Maigret, lui, n’était-il pas à la fois des deux côtés de la barrière ?

— Avant de vous laisser continuer, monsieur le commissaire, je voudrais que vous nous disiez quel a été le résultat de l’analyse des taches de sang. Je parle de celles qui ont été trouvées sur le complet bleu appartenant à l’accusé.

— Il s’agit de sang humain. De délicates recherches de laboratoire ont démontré ensuite que ce sang et celui de la victime présentent un nombre suffisant de caractéristiques semblables pour qu’il soit scientifiquement certain qu’on se trouve en face d’un même sang.

— Malgré cela, vous avez continué votre enquête ?

— En partie à cause de cela, monsieur le Président.

Le jeune avocat, qui s’était préparé à combattre la déposition de Maigret, n’en croyait pas ses oreilles, restait inquiet, tandis que le commissaire poursuivait son ronronnement.

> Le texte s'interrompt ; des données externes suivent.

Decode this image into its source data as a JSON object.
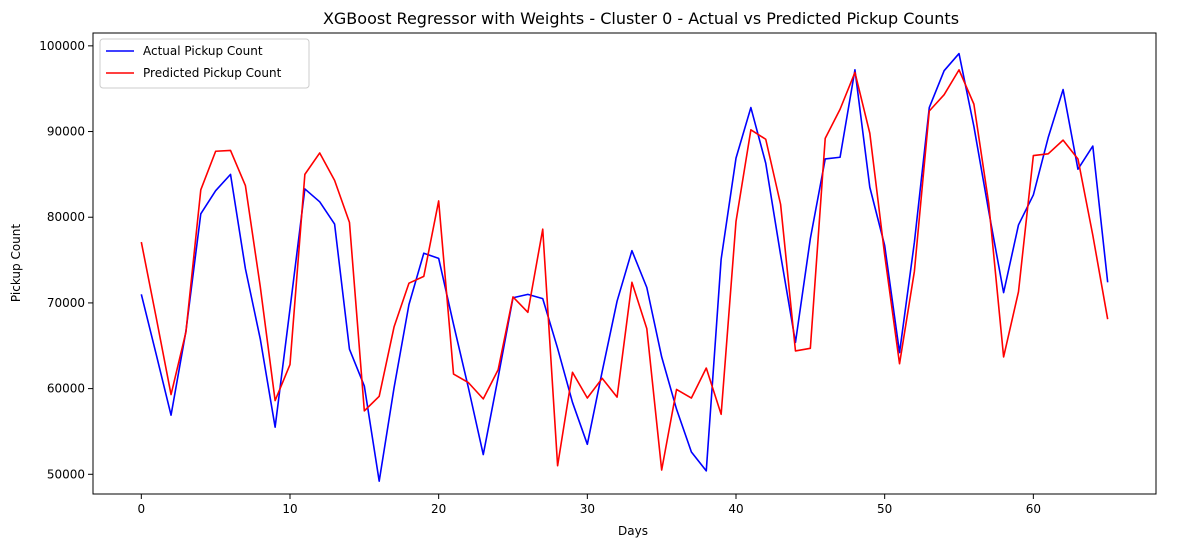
{
  "chart_data": {
    "type": "line",
    "title": "XGBoost Regressor with Weights - Cluster 0 - Actual vs Predicted Pickup Counts",
    "xlabel": "Days",
    "ylabel": "Pickup Count",
    "xlim": [
      -3.25,
      68.25
    ],
    "ylim": [
      47700,
      101500
    ],
    "xticks": [
      0,
      10,
      20,
      30,
      40,
      50,
      60
    ],
    "yticks": [
      50000,
      60000,
      70000,
      80000,
      90000,
      100000
    ],
    "xtick_labels": [
      "0",
      "10",
      "20",
      "30",
      "40",
      "50",
      "60"
    ],
    "ytick_labels": [
      "50000",
      "60000",
      "70000",
      "80000",
      "90000",
      "100000"
    ],
    "grid": false,
    "legend_position": "top-left",
    "x": [
      0,
      1,
      2,
      3,
      4,
      5,
      6,
      7,
      8,
      9,
      10,
      11,
      12,
      13,
      14,
      15,
      16,
      17,
      18,
      19,
      20,
      21,
      22,
      23,
      24,
      25,
      26,
      27,
      28,
      29,
      30,
      31,
      32,
      33,
      34,
      35,
      36,
      37,
      38,
      39,
      40,
      41,
      42,
      43,
      44,
      45,
      46,
      47,
      48,
      49,
      50,
      51,
      52,
      53,
      54,
      55,
      56,
      57,
      58,
      59,
      60,
      61,
      62,
      63,
      64,
      65
    ],
    "series": [
      {
        "name": "Actual Pickup Count",
        "color": "#0000ff",
        "values": [
          71000,
          64000,
          56900,
          66700,
          80400,
          83100,
          85000,
          74000,
          65800,
          55500,
          69300,
          83300,
          81800,
          79200,
          64600,
          60300,
          49200,
          60100,
          69800,
          75800,
          75200,
          67500,
          60100,
          52300,
          61300,
          70600,
          71000,
          70500,
          64700,
          58400,
          53500,
          62000,
          70200,
          76100,
          71800,
          63700,
          57600,
          52600,
          50400,
          75100,
          86900,
          92800,
          86300,
          75600,
          65400,
          77500,
          86800,
          87000,
          97200,
          83500,
          76700,
          64200,
          77100,
          92800,
          97100,
          99100,
          90600,
          80700,
          71200,
          79100,
          82600,
          89300,
          94900,
          85600,
          88300,
          72400
        ]
      },
      {
        "name": "Predicted Pickup Count",
        "color": "#ff0000",
        "values": [
          77100,
          68300,
          59300,
          66600,
          83200,
          87700,
          87800,
          83700,
          71900,
          58600,
          62800,
          85000,
          87500,
          84300,
          79400,
          57400,
          59100,
          67200,
          72300,
          73100,
          81900,
          61700,
          60700,
          58800,
          62200,
          70700,
          68900,
          78600,
          51000,
          61900,
          58900,
          61200,
          59000,
          72400,
          67000,
          50500,
          59900,
          58900,
          62400,
          57000,
          79500,
          90200,
          89100,
          81500,
          64400,
          64700,
          89200,
          92600,
          96900,
          89800,
          75600,
          62900,
          73700,
          92400,
          94300,
          97200,
          93200,
          81600,
          63700,
          71300,
          87200,
          87400,
          89000,
          86800,
          77900,
          68100
        ]
      }
    ]
  }
}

— Le témoin qui a vu un homme en complet bleu et en imperméable marron sortir, vers cinq heures, de l’appartement de Léontine Faverges, est formel quant à l’heure. Cette heure, d’ailleurs a été confirmée par un commerçant du quartier chez qui cette personne s’est rendue avant d’aller, rue Manuel, chez sa couturière. Si l’on accepte le témoignage Lombras, encore que celui-ci soit moins affirmatif quant à la date de sa visite rue de la Roquette, l’accusé se trouvait encore, en pantalon gris, à six heures, dans son atelier. Nous avons calculé le temps nécessaire pour aller de cet atelier à l’appartement du boulevard de Charonne, puis le temps pour se changer et enfin pour se rendre rue Manuel. Cela représente, au bas mot, cinquante-cinq minutes. Le fait que la traite présentée le lendemain n’ait pas été payée n’a pas été non plus sans me frapper.

— Vous vous êtes donc occupé d’Alfred Meurant, le frère de l’accusé !

— Oui, monsieur le Président. En même temps, mes collaborateurs et moi nous nous sommes livrés à d’autres recherches.

— Avant de vous permettre d’en donner le résultat, je tiens à être sûr qu’elles sont étroitement liées à l’affaire en cours.

— Elles le sont, monsieur le Président. Pendant plusieurs semaines, des inspecteurs de la brigade des garnis ont présenté certaines photographies dans un grand nombre d’hôtels meublés de Paris.

— Quelles photographies ?

— Celle d’Alfred Meurant, d’abord. Ensuite celle de Ginette Meurant.

Ce fut l’accusé, cette fois, qui se dressa, indigné, et son avocat dut se lever à son tour pour le calmer et le forcer à se rasseoir.

— Donnez-nous vos conclusions aussi brièvement que possible.

— Alfred Meurant, le frère de l’accusé, est bien connu dans certains quartiers, en particulier aux environs de la place des Ternes et aux alentours de la Porte Saint-Denis. Nous avons retrouvé ses fiches, entre autres, dans un petit hôtel de la rue de l’Étoile où il a séjourné à plusieurs reprises, mais rien n’indique qu’il soit venu à Paris après le 1 erjanvier.